The attacks weren’t done yet though, with Jack Bauer again in on the action as Jasper Stuyven launched a move with the Kiwi in tow. Each attack had the bunch at full stretch, but nothing could go clear. Bauer remained at the front of the group, marshalling everything that went off the front. After a short-lived attack from Philippe Gilbert and a small group around him, Bauer was at it again in another attack that this time looked like it might go clear. Sebastian Langeveld of EF Education First, Mads Pedersen of Trek-Segafredo and Amund Grøndahl Jansen of Jumbo-Visma. The group led through 5km to go and 4km to go with Bauer right there as the peloton gritted their teeth and tried to form some sort of cooperation. With 2.5km to go Bauer was on the front of the group with the four riders six seconds in front of the chasers.
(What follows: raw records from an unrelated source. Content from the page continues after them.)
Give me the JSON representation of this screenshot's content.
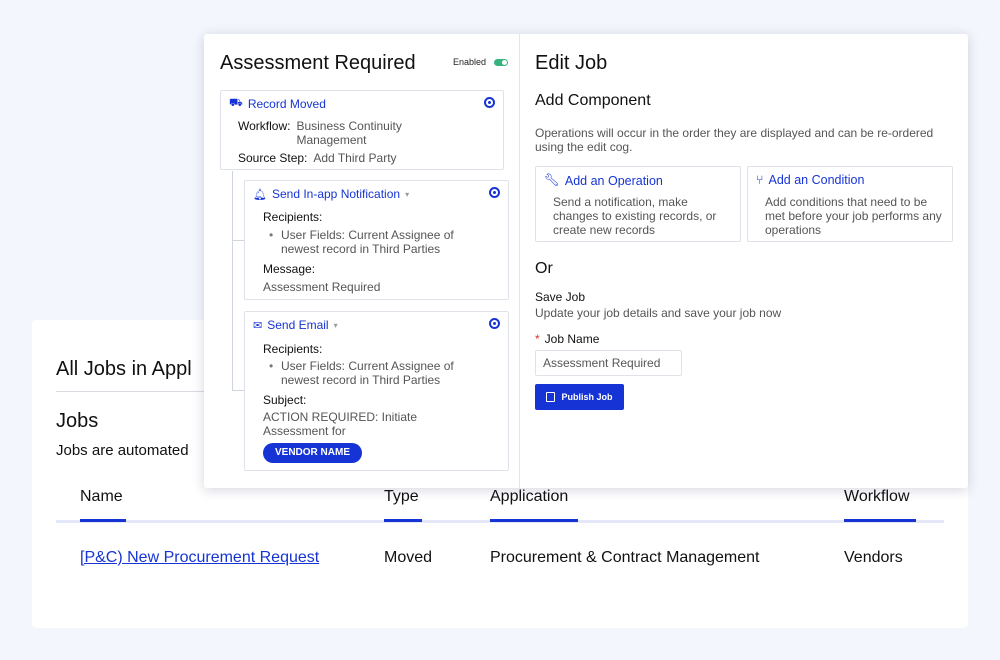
{
  "jobs_page": {
    "breadcrumb": "All Jobs in Appl",
    "title": "Jobs",
    "description": "Jobs are automated",
    "columns": [
      "Name",
      "Type",
      "Application",
      "Workflow"
    ],
    "rows": [
      {
        "name": "[P&C) New Procurement Request",
        "type": "Moved",
        "application": "Procurement & Contract Management",
        "workflow": "Vendors"
      }
    ]
  },
  "modal": {
    "left": {
      "title": "Assessment Required",
      "enabled_label": "Enabled",
      "trigger": {
        "label": "Record Moved",
        "workflow_label": "Workflow:",
        "workflow_value_1": "Business Continuity",
        "workflow_value_2": "Management",
        "source_label": "Source Step:",
        "source_value": "Add Third Party"
      },
      "notification": {
        "label": "Send In-app Notification",
        "recipients_label": "Recipients:",
        "recipient_1": "User Fields: Current Assignee of",
        "recipient_2": "newest record in Third Parties",
        "message_label": "Message:",
        "message_value": "Assessment Required"
      },
      "email": {
        "label": "Send Email",
        "recipients_label": "Recipients:",
        "recipient_1": "User Fields: Current Assignee of",
        "recipient_2": "newest record in Third Parties",
        "subject_label": "Subject:",
        "subject_1": "ACTION REQUIRED: Initiate",
        "subject_2": "Assessment for",
        "vendor_chip": "VENDOR NAME"
      }
    },
    "right": {
      "title": "Edit Job",
      "subtitle": "Add Component",
      "description": "Operations will occur in the order they are displayed and can be re-ordered using the edit cog.",
      "operation": {
        "label": "Add an Operation",
        "body": "Send a notification, make changes to existing records, or create new records"
      },
      "condition": {
        "label": "Add an Condition",
        "body": "Add conditions that need to be met before your job performs any operations"
      },
      "or_label": "Or",
      "save_title": "Save Job",
      "save_desc": "Update your job details and save your job now",
      "job_name_label": "Job Name",
      "job_name_required": "*",
      "job_name_value": "Assessment Required",
      "publish_label": "Publish Job"
    }
  },
  "colors": {
    "accent": "#1634d6",
    "toggle_on": "#36b37e",
    "background": "#f4f6fd"
  }
}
You could cut the tension with a knife in the final kilometre of racing as Deceunink-Quick Step tried to arrest a race that was slipping away from them. The Bauer group still led under the kite with 1km to go, but a lull in cooperation spelt the end of their day out in front. Jack Bauer put in one last gasp attack to go clear and create New Zealand history, but the sprinters smelled the end of the line. Bauer was caught with 300m to go and from there it was all on.
Down the left hand side of the road Direct Energie’s Adrien Petit hit for home, but Alexander Kristoff struck and although still with a long way to go he held on to win ahead of John Degenkolb and Oliver Naesen. Bauer, after his brave late attack crossed the line ahead of Peter Sagan in 31st position; having given everything in over 5 hours of racing.